Minoryx Therapeutics obtient le statut “fast-track” de la FDA pour le leriglitazone, un agoniste sélectif du PPARγ qui pénètre dans le cerveau, pour le traitement de toutes les formes d’adrénoleucodystrophie liée à l’X, y compris l’adrénomyéloneuropathie. Un essai clinique pivot est en cours dans cette indication avec le leriglitazone. Les principaux résultats sont attendus fin 2020. Le composé a déjà reçu la désignation de médicament orphelin pour cette indication et pour l’ataxie de Friedreich.

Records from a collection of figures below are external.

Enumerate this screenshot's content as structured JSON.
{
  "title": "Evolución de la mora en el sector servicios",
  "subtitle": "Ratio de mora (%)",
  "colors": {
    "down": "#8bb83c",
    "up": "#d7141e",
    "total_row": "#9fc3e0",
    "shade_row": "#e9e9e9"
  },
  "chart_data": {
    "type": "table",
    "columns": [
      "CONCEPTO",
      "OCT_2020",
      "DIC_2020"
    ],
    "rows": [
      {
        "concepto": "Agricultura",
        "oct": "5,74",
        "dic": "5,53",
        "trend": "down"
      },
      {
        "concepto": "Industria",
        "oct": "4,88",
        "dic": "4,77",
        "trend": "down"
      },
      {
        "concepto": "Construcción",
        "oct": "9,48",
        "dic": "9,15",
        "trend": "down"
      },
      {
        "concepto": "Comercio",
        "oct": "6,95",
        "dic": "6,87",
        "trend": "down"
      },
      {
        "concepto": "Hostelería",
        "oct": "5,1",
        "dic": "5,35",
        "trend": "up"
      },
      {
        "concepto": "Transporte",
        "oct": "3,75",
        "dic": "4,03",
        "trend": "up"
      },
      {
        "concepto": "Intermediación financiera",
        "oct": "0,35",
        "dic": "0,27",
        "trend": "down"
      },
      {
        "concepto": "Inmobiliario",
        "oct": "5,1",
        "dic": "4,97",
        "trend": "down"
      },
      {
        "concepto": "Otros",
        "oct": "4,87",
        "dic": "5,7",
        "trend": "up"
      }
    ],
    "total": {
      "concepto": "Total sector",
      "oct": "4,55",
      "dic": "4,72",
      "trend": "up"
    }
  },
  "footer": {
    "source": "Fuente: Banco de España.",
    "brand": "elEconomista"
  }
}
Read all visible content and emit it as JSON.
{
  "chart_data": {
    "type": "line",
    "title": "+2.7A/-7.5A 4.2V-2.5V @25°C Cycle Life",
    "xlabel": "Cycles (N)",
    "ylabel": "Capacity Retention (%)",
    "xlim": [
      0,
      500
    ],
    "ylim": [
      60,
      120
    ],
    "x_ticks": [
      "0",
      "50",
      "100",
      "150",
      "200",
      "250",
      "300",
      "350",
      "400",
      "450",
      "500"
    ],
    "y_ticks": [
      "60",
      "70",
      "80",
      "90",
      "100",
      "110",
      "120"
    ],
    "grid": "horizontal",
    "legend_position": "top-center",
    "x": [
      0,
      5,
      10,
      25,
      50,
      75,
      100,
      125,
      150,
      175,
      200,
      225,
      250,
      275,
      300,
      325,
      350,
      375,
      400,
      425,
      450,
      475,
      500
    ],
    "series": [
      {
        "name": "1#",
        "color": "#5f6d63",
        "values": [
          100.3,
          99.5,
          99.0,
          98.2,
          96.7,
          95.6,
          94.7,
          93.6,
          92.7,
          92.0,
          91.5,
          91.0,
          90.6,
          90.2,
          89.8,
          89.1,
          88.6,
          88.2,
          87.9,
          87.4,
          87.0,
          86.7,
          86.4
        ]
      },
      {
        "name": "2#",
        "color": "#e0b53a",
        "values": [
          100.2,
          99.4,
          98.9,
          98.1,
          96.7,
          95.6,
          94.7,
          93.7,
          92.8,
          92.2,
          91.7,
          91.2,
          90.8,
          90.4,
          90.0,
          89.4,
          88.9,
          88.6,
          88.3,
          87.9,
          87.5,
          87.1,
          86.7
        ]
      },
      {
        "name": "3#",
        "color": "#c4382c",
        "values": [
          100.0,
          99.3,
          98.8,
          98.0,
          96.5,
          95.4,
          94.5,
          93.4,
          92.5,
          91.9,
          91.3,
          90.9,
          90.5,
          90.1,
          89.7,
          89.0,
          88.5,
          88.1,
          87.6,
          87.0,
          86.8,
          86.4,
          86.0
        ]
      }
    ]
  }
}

Mutabilis reçoit un financement de 7 M€ de la part de Novo Holdings Repair Impact Fund. La biotech parisienne développe de nouveaux antibactériens contre les infections à Gram négatif. Avec ces fonds, Mutabilis va accélérer son programme 2G-Dabocins, qui se penche sur le développement d’un agent anti-infectieux à large spectre actuellement en cours d’optimisation

Généthon annonce la poursuite de sa collaboration avec Sarepta Therapeutics, pour démarrer dès cette année un programme clinique dans le traitement de la myopathie de Duchenne. Cette collaboration, initiée en 2017, visait initialement à finaliser le développement préclinique de la thérapie génique GNT0004, associant un vecteur viral de type AAV et une version raccourcie du gène de la dystrophine (la microdystrophine). Selon les termes de ce nouvel accord, Généthon aura la responsabilité de commercialiser le produit en Europe, hors Angleterre, et Sarepta dans le reste du monde. YposKesi s’est vu confier la production des lots cliniques et, à terme, de potentiels lots commerciaux.

En vue

Philippe Guedat

CEO et cofondateur d’Inflectis Bioscience, dévoile des résultats favorables pour son essai de phase 1 avec IFB-088 en escalade de doses. L’étude va se poursuivre en doses répétées afin d’initier ensuite une phase II dans la maladie de Charcot-Marie-Tooth.


Thierry Mauvernay

président et représentant du conseil de Debiopharm, a annoncé la conclusion d’un accord d’exclusivité avec Knight, concernant les droits de commercialisation de Trelstar (triptoréline) au Canada.


Christine Guillen

PDG et cofondatrice d’Elsalys, voit sa biotech obtenir une ATU pour le Leukotac, dans le traitement de la maladie du greffon contre l’hôte cortico-résistant. Le produit n’était plus disponible en France depuis décembre 2015.


Les chiffres

30 M$

Eyevensys réalise un tour de table de 30M$ en série B, dirigé par Boehringer Ingelheim Venture Fund et avec la participation de Pontifax, Bpifrance, CapDecisif et Inserm Transfert.

2020

La société utilisera les fonds pour poursuivre le développement d’EYS606 pour le traitement de l’uvéite chronique non infectieuse (NIU). Ce candidat-médicament
fait actuellement l’objet d’un essai clinique de phase I / II en Europe. La biotech va lancer une seconde étude de phase II aux États-Unis début 2020.

10%

La NIU représente plus de 10% des cas d’uvéite. Elle est la 4e cause de cécité et est considérée comme une maladie rare, affectant 250 000 patients en Amérique du Nord et en Europe.